Юзефа удивленно взглянула на него.
– Я говорю о женихе вашей старшей дочери, о пане Максиме из Гнорова, – пояснил Пий.
– Та-ак, – протянула пани. – А что же он?
– И это спрашивает верующая католичка?! – с негодованием воскликнул патер. – Он – преступник! Он губит свою душу и душу вашей дочери!
– Отец Пий! – с испугом воскликнула Влашемская.
– Да, да! Он губит! Или вы забыли, что он – еретик, греческий схизматик?
– Ах, об этом я сама сильно сокрушаюсь!
– Сокрушаться мало.
– Но что же делать?
– Надо направить его на путь истины.
– Я уже пробовала это делать… Не прямо, а намеками.
– Ну, и что же он?
– Он делает вид, что не понимает их.
– И вы, конечно, оставили попытки! Хорошо, нечего сказать! Дочь моя! Вы обрекаете себя на вечные адские муки! – воскликнул Пий, устремив на пани Юзефу сверкающий взгляд.
Пани побледнела.
– Ах, святой отец! Научите, наставьте меня!
– Вы лишаете вечного блаженства всю семью, готовясь принять в число ее членов еретика! – продолжал отец Пий.
Он уже не сидел, а стоял перед растерянной пани Юзефой, и вся его фигура с поднятыми к небу руками, с откинутой назад головой, дышала фанатизмом и ненавистью.
– Святой отец!

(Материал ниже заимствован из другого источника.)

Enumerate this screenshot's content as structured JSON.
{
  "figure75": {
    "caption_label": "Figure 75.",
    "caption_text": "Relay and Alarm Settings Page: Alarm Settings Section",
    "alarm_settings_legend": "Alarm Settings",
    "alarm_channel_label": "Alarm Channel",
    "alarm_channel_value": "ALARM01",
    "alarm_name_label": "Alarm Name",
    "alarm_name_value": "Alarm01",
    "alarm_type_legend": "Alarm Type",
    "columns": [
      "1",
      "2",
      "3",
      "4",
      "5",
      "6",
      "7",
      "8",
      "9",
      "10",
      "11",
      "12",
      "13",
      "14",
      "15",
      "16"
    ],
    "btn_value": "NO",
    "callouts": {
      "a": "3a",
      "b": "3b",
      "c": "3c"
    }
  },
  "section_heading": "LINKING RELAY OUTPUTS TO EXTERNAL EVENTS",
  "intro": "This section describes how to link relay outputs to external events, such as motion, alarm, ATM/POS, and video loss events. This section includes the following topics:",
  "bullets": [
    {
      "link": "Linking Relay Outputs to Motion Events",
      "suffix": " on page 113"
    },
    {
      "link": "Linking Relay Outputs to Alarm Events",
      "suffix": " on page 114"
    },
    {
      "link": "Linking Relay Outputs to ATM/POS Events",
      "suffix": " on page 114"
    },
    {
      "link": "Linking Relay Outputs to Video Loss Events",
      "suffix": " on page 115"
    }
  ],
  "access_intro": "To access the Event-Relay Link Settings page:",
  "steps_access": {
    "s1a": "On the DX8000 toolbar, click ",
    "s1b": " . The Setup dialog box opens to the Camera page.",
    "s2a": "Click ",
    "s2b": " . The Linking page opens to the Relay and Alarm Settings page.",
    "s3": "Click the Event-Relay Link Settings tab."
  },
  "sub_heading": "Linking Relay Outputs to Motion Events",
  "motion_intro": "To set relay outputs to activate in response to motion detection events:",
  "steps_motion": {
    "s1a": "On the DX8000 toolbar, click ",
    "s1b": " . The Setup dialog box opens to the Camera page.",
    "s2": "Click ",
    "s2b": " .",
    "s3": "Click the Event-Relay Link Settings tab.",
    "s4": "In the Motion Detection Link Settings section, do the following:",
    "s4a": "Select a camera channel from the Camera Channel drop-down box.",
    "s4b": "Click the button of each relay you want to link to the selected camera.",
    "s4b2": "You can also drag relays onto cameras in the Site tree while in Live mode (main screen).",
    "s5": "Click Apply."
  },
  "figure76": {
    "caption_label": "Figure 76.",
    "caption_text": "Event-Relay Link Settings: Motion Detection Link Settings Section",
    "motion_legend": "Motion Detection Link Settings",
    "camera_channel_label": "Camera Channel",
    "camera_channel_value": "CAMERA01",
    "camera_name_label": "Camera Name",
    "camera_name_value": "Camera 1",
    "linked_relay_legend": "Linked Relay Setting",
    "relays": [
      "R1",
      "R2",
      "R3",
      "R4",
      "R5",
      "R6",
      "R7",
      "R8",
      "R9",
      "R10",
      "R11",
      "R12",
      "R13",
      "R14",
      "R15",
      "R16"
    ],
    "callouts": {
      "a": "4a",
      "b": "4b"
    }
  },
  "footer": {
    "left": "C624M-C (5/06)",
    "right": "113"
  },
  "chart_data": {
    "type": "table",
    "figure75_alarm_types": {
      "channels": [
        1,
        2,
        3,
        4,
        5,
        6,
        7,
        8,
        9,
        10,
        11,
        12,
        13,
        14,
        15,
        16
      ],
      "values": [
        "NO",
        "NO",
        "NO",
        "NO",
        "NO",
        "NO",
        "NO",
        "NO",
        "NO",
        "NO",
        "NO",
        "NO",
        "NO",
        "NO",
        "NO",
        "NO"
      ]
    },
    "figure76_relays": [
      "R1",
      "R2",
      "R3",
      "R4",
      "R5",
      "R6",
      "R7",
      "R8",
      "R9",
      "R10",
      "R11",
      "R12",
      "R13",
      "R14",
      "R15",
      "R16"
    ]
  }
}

Святой отец! – лепетала пани.
– Горе, горе дому сему! – грозно заключил патер и направился к двери.
– Отец Пий! Не уходите! Не покидайте меня! – простонала Юзефа.
Пий остановился.
– Хорошо, я не уйду, но даете ли вы мне слово, что постараетесь загладить свою непростительную небрежность?
– Ах, да, да! Конечно! Научите… Наставьте меня.
– Хорошо, дочь моя, я вижу у вас искреннее раскаяние… Хорошо, я вас научу.
Он вернулся и снова опустился в кресло.
– Видите ли, – заговорил он, помолчав: – когда панна Анджелика была сговорена с паном Максимом, я не протестовал, я полагал, что, благодаря этому браку, спасется хоть одна душа, гибнущая в сетях греческого схизматизма. Более того, я радовался этому, как истинный христианин, желающий добра своему ближнему, хотя бы и еретику. Но времени прошло уже не мало, а пан Максим все еще не думает отказаться от своих заблуждений и вступить в лоно святой католической церкви. Пора действовать. Он должен сделаться католиком возможно скорее, если же этого не будет…
– Если этого не будет?.. – замирающим голосом спросила пани Юзефа и вся точно съежилась в ожидании ответа.
– То брак этот нельзя допустить! – резко отчеканил патер.
– Нельзя допустить! – как эхо отозвалась пани и выпрямилась.
Глаза ее загорелись.
– Нельзя губить дочери из-за прихоти схизматика! – добавила она.
– Вы правы, дочь моя.
– Я сегодня же переговорю с паном Максимом.
– Нет! – поспешно сказал отец Пий. – Вы этого не делайте!
– Но как же? Поручить мужу?
– И этого не следует делать. Ни вам, ни пану Самуилу, ни даже мне не должно говорить с еретиком по очень простой причине: он нас не послушает, откажет наотрез. Я имею основание думать, что он – ярый еретик.
– Так как же?
– Пусть с ним поговорит по этому поводу сама панна Анджелика.